Fig. 3.

Regulation of the plastid general import machinery by the ubiquitin–proteasome system (UPS) during developmental transitions. Distinct TOC complexes mediate the import of specific classes (Groups 1 and 2) of nuclear-encoded preproteins into plastids. The specificity of the import complexes is determined by the Toc34–Toc159 family of transit peptide receptors. The relative abundance of distinct TOCs is regulated by the UPS and is required to balance the capacity of distinct import pathways with the changes in gene expression that accompany proteome remodeling during plastid-type transitions. (a) During the transition from non-green plastids to chloroplasts, the abundance of TOC complexes containing Toc132/Toc33 receptors (orange) relative to Toc159/Toc33 receptors (green) is altered to accommodate the import of proteins required for photosynthesis and the transition from chemoautotrophic to photoautotrophic metabolism. UPS-mediated turnover of TOC complexes involves a RING-type E3 ubiquitin ligase (SP1) that polyubiquitinates TOC components. The ubiquitinated TOC components appear to be extracted from the outer membrane and delivered to the 26S proteasome for degradation by the combined activities of the SP2 β-barrel channel protein and the cytosolic Cdc48 AAA+ ATPase. (b) Gibberellic acid (GA) plays an important part in preventing the premature biogenesis of chloroplasts during seed germination.
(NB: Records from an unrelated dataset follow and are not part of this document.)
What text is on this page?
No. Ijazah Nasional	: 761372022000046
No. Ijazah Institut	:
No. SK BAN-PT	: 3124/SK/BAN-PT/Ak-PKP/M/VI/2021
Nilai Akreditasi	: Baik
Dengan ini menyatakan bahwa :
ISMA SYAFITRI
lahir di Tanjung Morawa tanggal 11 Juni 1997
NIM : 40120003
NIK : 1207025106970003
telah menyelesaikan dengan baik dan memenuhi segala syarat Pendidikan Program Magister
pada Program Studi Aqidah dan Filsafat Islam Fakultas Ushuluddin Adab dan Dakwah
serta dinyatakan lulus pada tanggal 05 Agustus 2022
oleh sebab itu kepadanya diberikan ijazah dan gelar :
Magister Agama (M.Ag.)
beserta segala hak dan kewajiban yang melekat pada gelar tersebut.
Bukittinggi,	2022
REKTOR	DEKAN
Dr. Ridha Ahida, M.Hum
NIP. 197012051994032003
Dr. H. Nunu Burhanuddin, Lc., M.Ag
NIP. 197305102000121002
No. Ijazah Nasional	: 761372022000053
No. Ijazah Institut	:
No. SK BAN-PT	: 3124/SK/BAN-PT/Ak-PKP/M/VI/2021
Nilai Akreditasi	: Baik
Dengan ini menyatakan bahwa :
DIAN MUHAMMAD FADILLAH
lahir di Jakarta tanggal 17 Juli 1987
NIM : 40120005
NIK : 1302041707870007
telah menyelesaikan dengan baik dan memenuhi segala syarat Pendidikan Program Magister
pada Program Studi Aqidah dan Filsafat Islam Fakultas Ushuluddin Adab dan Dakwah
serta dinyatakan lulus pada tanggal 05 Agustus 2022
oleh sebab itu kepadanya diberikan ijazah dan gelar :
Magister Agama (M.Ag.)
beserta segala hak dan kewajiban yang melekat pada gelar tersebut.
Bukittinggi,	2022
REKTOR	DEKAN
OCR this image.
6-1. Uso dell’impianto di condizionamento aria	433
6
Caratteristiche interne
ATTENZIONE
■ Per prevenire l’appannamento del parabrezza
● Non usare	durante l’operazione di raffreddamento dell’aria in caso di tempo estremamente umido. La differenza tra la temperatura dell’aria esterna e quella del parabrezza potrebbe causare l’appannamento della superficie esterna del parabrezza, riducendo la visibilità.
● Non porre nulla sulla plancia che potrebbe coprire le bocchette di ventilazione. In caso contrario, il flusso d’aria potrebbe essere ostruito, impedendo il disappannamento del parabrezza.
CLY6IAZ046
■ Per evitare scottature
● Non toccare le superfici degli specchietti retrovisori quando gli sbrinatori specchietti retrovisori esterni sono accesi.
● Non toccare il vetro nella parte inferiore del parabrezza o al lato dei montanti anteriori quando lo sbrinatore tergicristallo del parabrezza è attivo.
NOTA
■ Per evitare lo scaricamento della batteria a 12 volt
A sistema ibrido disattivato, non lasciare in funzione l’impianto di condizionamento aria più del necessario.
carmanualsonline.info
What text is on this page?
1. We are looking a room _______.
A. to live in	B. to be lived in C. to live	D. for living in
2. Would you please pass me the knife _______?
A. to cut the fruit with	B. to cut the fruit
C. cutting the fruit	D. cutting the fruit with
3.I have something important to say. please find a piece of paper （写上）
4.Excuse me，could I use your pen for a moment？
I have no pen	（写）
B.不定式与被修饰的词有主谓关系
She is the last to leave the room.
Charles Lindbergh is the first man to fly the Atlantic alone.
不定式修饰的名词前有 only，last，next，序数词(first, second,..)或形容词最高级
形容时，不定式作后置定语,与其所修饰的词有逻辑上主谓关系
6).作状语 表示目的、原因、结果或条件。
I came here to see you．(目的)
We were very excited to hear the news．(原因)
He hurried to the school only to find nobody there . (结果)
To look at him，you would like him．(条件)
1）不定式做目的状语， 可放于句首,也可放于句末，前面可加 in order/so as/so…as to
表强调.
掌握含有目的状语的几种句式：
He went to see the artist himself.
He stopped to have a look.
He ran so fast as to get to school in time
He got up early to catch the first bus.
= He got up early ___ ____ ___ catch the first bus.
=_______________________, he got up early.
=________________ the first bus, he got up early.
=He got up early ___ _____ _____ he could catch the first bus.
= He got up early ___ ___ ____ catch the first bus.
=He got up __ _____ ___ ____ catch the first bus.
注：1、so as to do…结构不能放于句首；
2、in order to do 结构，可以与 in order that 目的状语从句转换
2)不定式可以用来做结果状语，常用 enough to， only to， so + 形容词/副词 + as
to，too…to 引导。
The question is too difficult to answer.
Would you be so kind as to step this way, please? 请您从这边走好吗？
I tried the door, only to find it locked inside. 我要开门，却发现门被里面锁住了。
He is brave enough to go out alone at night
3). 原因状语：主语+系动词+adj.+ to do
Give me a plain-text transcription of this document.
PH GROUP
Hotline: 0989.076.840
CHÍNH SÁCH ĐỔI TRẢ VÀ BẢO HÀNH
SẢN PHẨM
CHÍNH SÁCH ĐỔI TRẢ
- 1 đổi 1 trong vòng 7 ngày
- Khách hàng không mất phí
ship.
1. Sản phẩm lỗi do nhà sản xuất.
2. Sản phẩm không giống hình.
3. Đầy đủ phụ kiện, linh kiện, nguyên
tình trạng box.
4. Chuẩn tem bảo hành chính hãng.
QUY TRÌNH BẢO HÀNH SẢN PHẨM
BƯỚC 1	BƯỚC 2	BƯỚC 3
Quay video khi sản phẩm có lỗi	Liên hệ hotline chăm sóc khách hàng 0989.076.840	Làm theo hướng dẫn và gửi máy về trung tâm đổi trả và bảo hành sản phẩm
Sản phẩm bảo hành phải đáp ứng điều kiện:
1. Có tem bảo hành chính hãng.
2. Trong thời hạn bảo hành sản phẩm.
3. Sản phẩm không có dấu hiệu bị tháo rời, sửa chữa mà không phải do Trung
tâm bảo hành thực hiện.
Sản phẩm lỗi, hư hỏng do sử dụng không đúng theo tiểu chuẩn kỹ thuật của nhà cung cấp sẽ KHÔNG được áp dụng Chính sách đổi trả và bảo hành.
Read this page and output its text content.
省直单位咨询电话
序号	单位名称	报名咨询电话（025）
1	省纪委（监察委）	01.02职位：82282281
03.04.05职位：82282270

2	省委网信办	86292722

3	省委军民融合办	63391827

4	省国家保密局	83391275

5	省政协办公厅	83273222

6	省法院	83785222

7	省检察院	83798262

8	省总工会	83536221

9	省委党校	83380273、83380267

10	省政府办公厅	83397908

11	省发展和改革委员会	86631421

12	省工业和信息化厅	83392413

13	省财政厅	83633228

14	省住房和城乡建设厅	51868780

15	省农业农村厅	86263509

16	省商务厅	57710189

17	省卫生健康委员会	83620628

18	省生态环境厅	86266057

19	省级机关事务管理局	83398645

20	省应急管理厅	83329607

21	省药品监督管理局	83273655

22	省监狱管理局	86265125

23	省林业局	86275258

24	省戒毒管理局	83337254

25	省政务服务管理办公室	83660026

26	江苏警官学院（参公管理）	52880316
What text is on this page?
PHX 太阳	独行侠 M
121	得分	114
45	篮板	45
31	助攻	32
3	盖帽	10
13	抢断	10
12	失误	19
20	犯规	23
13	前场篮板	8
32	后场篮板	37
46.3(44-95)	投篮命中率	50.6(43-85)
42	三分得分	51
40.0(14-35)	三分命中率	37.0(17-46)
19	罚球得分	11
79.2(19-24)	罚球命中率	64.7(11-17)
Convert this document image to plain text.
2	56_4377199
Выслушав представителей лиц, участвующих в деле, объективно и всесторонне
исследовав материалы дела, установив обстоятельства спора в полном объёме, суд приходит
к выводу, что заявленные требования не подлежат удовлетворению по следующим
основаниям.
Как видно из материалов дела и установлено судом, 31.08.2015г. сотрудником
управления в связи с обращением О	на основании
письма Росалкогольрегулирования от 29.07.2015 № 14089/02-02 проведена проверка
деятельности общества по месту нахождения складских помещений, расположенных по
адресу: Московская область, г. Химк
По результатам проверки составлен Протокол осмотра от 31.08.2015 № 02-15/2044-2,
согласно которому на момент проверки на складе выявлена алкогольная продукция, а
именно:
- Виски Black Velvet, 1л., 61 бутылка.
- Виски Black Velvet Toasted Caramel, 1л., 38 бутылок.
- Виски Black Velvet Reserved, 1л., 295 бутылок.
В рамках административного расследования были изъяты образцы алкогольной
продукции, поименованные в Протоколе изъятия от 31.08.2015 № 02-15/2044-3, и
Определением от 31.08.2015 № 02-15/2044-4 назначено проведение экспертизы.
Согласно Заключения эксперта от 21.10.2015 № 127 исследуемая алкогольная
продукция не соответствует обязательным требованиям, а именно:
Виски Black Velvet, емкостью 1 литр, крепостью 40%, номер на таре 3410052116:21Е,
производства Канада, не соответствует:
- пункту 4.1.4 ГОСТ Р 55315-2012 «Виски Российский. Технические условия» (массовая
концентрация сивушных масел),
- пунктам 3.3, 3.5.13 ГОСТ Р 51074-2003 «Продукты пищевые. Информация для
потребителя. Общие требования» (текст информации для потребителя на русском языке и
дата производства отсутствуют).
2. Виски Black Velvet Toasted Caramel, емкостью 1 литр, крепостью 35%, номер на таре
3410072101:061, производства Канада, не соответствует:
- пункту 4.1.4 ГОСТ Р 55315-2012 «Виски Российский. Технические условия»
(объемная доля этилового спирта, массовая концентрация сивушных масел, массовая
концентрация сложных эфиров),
The DELLA transcriptional regulators accumulate in the absence of GA and suppress the transcription of genes associated with germination, including genes required for chloroplast biogenesis. DELLAs also bind to the cytosolic form of the Toc159 protein import receptor, thereby promoting receptor degradation by the UPS and preventing the formation of TOC complexes required for the import and assembly of the photosynthetic machinery. A GA-regulated quality control system also targets cytosolic chloroplast preproteins for UPS degradation to prevent the accumulation of toxic preproteins in the cytosol. During germination, increased GA promotes UPS-mediated degradation of DELLAs via the GA–Gibberellin insensitive dwarf1 (GID) complex, the F-box protein SLY1, and the SCF E3 ligase, thereby inducing the expression of genes required for assembly of the photosynthetic machinery, while simultaneously allowing Toc159 to assemble with other TOC components to form complexes required for chloroplast biogenesis.